La vendetta sul secondo gol
Negli studi di CBS Golazo, rispondendo a una domanda di Henry, Hauge ha chiarito: "Sembravo dirgli ‘perché non hai passato la palla'? Sì, sono i piccoli dettagli che possono cambiare le partite. Ero un po' sorpreso, ma alla fine è stato gol e siamo felici. Però la prossima volta, se non segni, la partita potrebbe prendere una piega diversa. Quindi dobbiamo giocare l'uno per l'altro, dobbiamo aiutarci a vicenda, e così la squadra andrà bene". Lo stesso allenatore del Bodo Knutsen ha confermato poi come questa sia la cultura della squadra: passare la palla a chi si trova in una posizione migliore.

Hauge ha scherzato anche sul secondo gol, quando è stato lui a vestire i panni dell'uomo assist.
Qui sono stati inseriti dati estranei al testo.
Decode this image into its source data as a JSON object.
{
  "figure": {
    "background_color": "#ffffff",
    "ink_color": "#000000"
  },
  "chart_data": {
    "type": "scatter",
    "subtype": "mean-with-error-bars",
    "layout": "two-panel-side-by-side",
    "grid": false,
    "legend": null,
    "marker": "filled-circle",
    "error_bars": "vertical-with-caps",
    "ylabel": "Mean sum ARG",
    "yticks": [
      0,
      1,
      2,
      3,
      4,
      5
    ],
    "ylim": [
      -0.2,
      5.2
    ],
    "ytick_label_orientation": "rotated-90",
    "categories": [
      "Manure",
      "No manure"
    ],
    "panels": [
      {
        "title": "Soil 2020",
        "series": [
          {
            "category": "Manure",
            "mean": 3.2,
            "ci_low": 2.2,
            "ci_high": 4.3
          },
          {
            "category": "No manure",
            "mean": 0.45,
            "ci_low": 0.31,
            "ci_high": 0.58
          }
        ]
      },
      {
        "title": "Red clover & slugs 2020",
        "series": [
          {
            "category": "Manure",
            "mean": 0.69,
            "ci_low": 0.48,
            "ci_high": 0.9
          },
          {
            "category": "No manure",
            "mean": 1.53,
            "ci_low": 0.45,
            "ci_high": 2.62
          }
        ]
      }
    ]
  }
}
E ha atteso un attimo prima di servire Blomberg, preferendogli con successo Evjen, che ha messo ko l'Inter "Forse ero un po' arrabbiato e pensavo tipo: ‘No, nessuna possibilità'. Ma sono felicissimo anche per quel gol".
Una notte magica per Hauge, che ha vissuto l'aria del derby di Milano: "Mi sono tolto un bel peso dalle spalle. I tifosi del Milan sono davvero, davvero calorosi e oggi mi hanno messo addosso una pressione extra. Ma alla fine, mi sento benissimo. Penso sia il massimo in assoluto. Non c'è niente di paragonabile. È l'Inter, in una gara a eliminazione diretta di Champions League… in questo momento non riesco a pensare a nessuna partita o a nient'altro che possa superare tutto questo".